Presumably, suicide is illegal where I live because it may involve another person. Obviously, destroying my own life by my own hand leaves no perpetrator, though it does leave suffering [0] in my social circle. Of course, if I'm unsuccessful, our social net must pay to pump my stomach or sew my gash. Presumably, there is a punishment in place to prevent a proliferation of expensive, half hearted attempts. I agree that policy, unfortunately, affects people who aren't intending to harm themselves.

But, consider my semi mobile 97 year old, arthritic grandmother. If she did harbor a desire, she probably isn't in a position to end herself without suffering while she expires. She's not in a position to get a gun, or jump into a river. She doesn't control her pill supply, so she can't swallow all of her opiods. Maybe she could starve or dehydrate herself for an age.

Her greatest hope for dying without complication means involving an able bodied person. But, it's hard for uninvolved people to prove that murder didn't happen, given that the consenting party is gone. Sure, maybe the medical professional isn't interested in killing this person, but benefactors might be. It looks like murder in Los Angeles County in 2018 was 5 per 1e5 [2] and suicide was 14 per 1e5 residents [3]. (LA county contains 1e7 residents.) That is many cases that would need to be audited, and hence an expense that would be simpler to avoid with prohibition.

To be clear, I'm answering your question of why a society may choose to continue criminalizing suicide. I say this as someone who plans to off myself before my quality of life reduces to what (I perceive) my grandparents have experienced. Of course, it is easy for me to pronounce my intention [4] while my preferred date is still decades in the future.

[0] https://www.youtube.com/watch?v=zvkbHIrrrvU

[1] https://news.ycombinator.com/item?id=25526104

[2] http://www.laalmanac.com/crime/cr02.php

[3] https://www.americashealthrankings.org/explore/annual/measur...

[4] https://twitter.com/Ashton_Murdock_/status/12617511652110868...

There was this young Indian guy who sued his parents for bringing him into this world (to make a point). This sounds absurd, but it also makes one think - I and I alone should decide what to do with my life, no?

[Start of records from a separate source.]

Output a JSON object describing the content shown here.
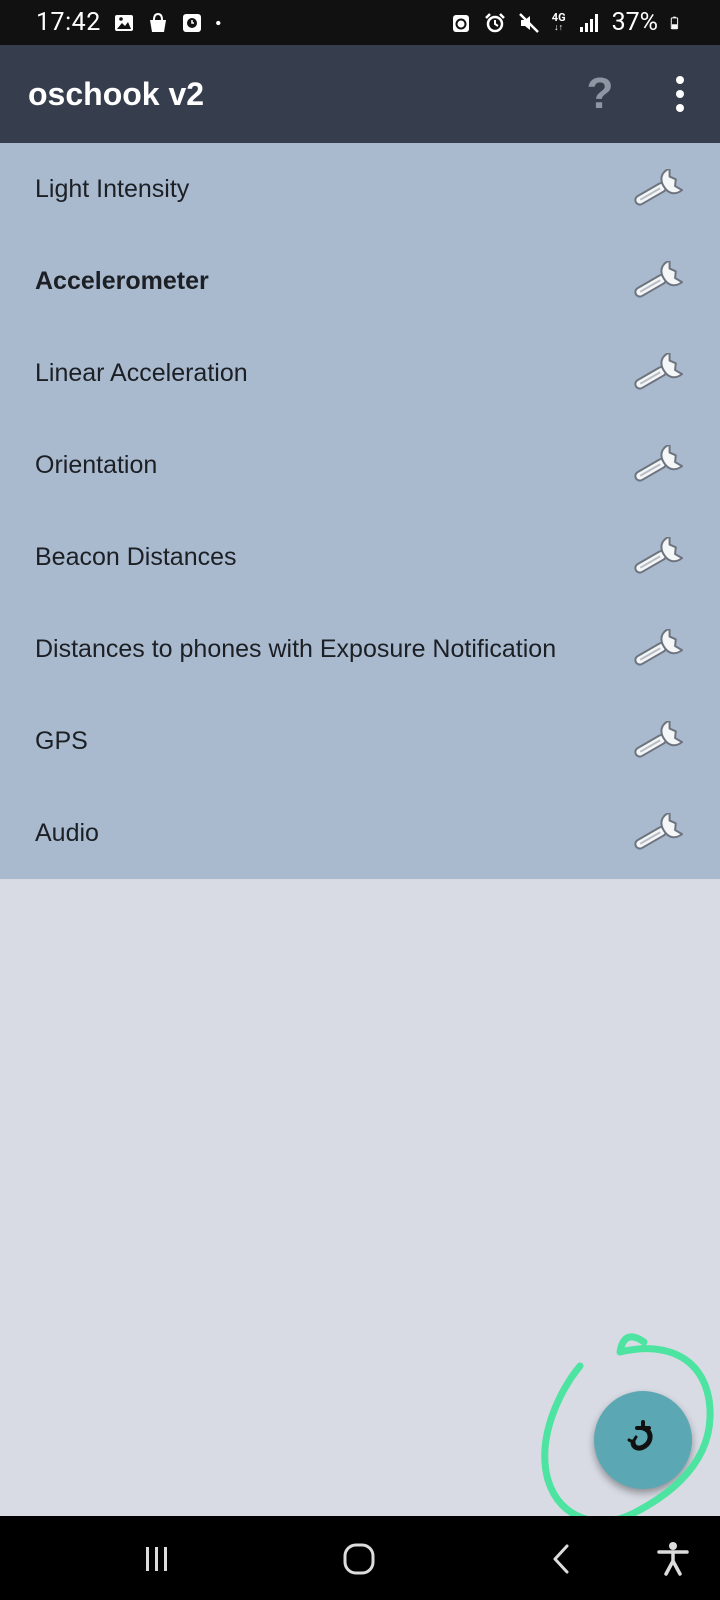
{
  "status_bar": {
    "time": "17:42",
    "network": "4G",
    "battery": "37%"
  },
  "app_bar": {
    "title": "oschook v2",
    "help_label": "?"
  },
  "sensors": [
    {
      "label": "Light Intensity",
      "active": false
    },
    {
      "label": "Accelerometer",
      "active": true
    },
    {
      "label": "Linear Acceleration",
      "active": false
    },
    {
      "label": "Orientation",
      "active": false
    },
    {
      "label": "Beacon Distances",
      "active": false
    },
    {
      "label": "Distances to phones with Exposure Notification",
      "active": false
    },
    {
      "label": "GPS",
      "active": false
    },
    {
      "label": "Audio",
      "active": false
    }
  ],
  "icons": {
    "settings": "wrench-icon",
    "fab": "hook-icon"
  },
  "colors": {
    "app_bar": "#363e4e",
    "list_bg": "#a9bacf",
    "page_bg": "#d8dbe4",
    "fab": "#5ba8b4",
    "annotation": "#4de3a0"
  }
}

Especially if I haven't had kids. Why should some politician, religious leader or bureaucrat decide if I have suffered enough?
Agreed. Although I do believe you have a moral obligation to attempt to make the people who care about you understand your thought process and ideally agree with your decision.
Thank you for your eloquent comments in this discussion.
> be euthanized by a doctor.

I wonder if suicide is just easier at this point...

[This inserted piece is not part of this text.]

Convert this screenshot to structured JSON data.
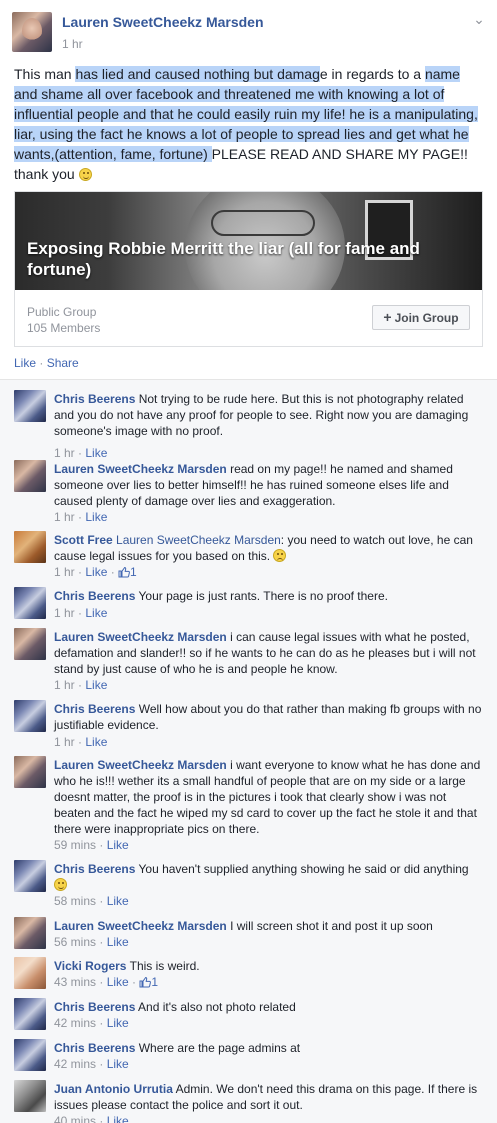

It is, but there are complications. My parents are still alive and I'd like them to be present (and they'd like to be present), but when you are present at a suicide you automatically become suspected of 'assisting' and that is not something I want them to have to go through when they are mourning.
Sir, that is the social contract you agreed to when living your life - that it is good to live it. Please do not disparage the legitimate consideration of human life as precious with corruptible bureaucracy which presupposes you are too stupid to make decisions about your health. I, for one, believe it is your body ergo your natural right!